A small dataset with chr 21 for GRCh38 1 was developed for testing and development. The resources are either included in the repository or are hosted in a GIAB S3 bucket with appropriate urls included in the resources.yml small example datasets are included / made available for testing framework code. Test pipeline for runtime errors using snakemake --use-conda -j1

Unit Testing Framework

Unit tests for individual python functions and snakemake rules are implemented with python unittest and pytest respectively. The pytest unit tests were initially generated using snakemake --generate-unit-tests functionality. The test scripts were modified as needed; removing unnecessary tests, including config directory, modifying commands for appropriate inputs, and limiting the number of test data files for smaller tests. Additional modifications were made for bam and vcf comparisons, specifically ignoring file headers as the metadata for the test and expected files are not consistent.

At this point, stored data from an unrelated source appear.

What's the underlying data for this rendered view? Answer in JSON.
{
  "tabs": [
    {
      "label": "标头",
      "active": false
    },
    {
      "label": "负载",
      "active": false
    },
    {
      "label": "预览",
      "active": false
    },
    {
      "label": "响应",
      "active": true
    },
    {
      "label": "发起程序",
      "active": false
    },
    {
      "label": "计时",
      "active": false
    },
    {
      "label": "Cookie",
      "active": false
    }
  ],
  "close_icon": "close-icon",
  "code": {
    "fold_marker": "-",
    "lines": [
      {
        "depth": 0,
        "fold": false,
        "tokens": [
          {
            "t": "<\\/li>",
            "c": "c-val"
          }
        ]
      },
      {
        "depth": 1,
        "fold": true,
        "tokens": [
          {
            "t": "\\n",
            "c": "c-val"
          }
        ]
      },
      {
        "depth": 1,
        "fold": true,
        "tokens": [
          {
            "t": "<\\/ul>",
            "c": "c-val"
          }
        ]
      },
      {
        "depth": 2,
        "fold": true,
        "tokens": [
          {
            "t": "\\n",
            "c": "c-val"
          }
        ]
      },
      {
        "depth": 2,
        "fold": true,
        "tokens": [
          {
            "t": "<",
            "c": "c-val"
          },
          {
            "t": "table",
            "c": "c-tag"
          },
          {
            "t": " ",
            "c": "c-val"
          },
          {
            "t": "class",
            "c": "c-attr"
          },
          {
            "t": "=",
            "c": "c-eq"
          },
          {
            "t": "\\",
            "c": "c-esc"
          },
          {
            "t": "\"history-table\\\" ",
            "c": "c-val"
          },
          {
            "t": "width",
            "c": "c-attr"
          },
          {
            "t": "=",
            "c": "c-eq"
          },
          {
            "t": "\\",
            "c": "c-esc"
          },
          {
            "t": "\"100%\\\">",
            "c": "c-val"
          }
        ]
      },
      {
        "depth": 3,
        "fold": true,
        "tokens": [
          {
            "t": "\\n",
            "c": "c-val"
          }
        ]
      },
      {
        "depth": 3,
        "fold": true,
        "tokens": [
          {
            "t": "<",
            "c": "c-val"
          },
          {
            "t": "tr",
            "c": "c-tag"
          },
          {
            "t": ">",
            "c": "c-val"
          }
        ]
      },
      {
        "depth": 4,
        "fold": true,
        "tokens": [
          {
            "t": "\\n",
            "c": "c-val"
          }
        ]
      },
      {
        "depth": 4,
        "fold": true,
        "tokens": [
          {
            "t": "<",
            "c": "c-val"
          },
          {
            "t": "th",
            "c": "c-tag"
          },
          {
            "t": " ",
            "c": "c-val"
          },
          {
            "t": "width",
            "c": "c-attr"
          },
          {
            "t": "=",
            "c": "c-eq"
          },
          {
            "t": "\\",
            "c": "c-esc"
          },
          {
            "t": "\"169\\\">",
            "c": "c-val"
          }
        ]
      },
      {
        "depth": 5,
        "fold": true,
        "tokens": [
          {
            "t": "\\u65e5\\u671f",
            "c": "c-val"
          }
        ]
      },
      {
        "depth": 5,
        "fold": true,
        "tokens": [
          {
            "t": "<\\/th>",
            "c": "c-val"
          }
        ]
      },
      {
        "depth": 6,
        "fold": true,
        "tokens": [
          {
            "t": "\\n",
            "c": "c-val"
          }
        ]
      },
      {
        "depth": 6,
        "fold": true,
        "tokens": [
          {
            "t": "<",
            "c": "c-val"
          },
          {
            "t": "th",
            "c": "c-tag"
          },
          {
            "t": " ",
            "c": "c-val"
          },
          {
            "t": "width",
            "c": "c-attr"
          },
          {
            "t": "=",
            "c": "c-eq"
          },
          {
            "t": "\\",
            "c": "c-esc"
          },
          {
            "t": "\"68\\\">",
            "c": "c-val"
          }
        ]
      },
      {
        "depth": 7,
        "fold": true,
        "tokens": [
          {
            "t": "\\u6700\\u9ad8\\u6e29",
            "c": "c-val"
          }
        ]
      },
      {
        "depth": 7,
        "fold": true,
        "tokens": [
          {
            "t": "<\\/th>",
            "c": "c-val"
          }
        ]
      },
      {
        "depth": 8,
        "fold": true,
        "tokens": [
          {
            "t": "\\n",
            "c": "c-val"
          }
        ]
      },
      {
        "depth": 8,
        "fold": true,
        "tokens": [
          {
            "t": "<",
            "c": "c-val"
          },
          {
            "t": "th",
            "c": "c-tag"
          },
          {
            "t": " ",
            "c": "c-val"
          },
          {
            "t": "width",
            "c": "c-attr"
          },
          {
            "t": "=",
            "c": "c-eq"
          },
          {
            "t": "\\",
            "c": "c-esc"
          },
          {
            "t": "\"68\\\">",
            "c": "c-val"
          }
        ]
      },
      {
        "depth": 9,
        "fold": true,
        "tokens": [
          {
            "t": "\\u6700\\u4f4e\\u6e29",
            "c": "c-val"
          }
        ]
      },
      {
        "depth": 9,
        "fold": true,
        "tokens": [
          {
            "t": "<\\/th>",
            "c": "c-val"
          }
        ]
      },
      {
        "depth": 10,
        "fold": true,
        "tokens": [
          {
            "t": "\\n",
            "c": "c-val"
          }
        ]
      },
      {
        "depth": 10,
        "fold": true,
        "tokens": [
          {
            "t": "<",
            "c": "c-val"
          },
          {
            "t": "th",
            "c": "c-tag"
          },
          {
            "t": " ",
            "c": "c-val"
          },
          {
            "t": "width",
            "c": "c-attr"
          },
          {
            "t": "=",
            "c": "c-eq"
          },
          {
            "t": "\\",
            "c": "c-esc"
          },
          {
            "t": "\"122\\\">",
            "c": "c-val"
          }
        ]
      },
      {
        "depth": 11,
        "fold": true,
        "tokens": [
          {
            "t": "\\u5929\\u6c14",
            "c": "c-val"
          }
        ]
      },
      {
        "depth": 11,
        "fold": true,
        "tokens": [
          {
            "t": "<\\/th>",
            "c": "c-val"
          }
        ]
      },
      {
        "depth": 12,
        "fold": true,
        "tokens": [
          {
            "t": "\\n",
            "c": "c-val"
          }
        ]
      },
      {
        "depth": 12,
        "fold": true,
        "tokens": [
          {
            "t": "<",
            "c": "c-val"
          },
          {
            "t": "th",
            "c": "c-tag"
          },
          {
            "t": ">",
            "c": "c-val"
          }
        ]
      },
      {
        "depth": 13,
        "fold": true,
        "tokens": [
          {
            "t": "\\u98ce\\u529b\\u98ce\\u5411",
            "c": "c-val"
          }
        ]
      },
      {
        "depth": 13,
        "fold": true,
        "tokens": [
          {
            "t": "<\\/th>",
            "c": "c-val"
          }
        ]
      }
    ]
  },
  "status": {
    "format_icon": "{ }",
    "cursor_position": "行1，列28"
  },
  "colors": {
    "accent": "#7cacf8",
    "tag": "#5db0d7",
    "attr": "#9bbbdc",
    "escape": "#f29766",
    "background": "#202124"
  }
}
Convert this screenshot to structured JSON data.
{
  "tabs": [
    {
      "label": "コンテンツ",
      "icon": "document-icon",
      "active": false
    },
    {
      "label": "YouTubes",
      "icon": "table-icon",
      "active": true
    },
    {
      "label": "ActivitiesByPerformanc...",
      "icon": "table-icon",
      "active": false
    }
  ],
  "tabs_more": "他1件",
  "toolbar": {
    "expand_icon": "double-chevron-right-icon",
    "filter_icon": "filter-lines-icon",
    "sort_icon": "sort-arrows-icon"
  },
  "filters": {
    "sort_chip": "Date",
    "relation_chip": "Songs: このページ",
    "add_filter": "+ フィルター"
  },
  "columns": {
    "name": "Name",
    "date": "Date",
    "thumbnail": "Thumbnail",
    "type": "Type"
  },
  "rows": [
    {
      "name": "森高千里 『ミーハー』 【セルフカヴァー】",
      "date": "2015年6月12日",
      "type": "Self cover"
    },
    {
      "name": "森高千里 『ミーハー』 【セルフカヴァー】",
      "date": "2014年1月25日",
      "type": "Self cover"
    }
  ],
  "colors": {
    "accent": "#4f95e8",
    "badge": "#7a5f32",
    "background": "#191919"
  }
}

Python Function Unit Tests

The functions need to be in a .py file.

  1. Copy rules/common.smk to test/common.py for running tests.
  2. Run tests using python -m unittest test/common.py test/unit/config.py

Pytest Snakemake Rule Unit Tests

  • Tests are run using pytest .tests
  • Tests assume GRCh38_chr21.fa and GRCh38_chr21.fa.fai are in .tests/integration/resources/references. Not including these files in the repository for now to avoid including large data files in repo, therefore these files might need to be downloaded before running tests.

Testing Process

## pytest
pytest .tests

## Snakemake pipeline
snakemake --use-conda -j 1 --forceall

## Larger snakemake analysis run set
snakemake --use-conda -j 1 --forceall --config analyses=config/analyses_fulltest.tsv

## Test using run_defrabb script
./run_defrabb -r 20240513_v0.016_test -a config/analyses.tsv -s pipe

Footnotes

Footnotes

  1. Chromosome 13 was included in the test dataset reference as dipcall incorrectly included line breaks in dip.vcf when only chr21 was included. We might want to submit an issue to the dipcall repo about this issue.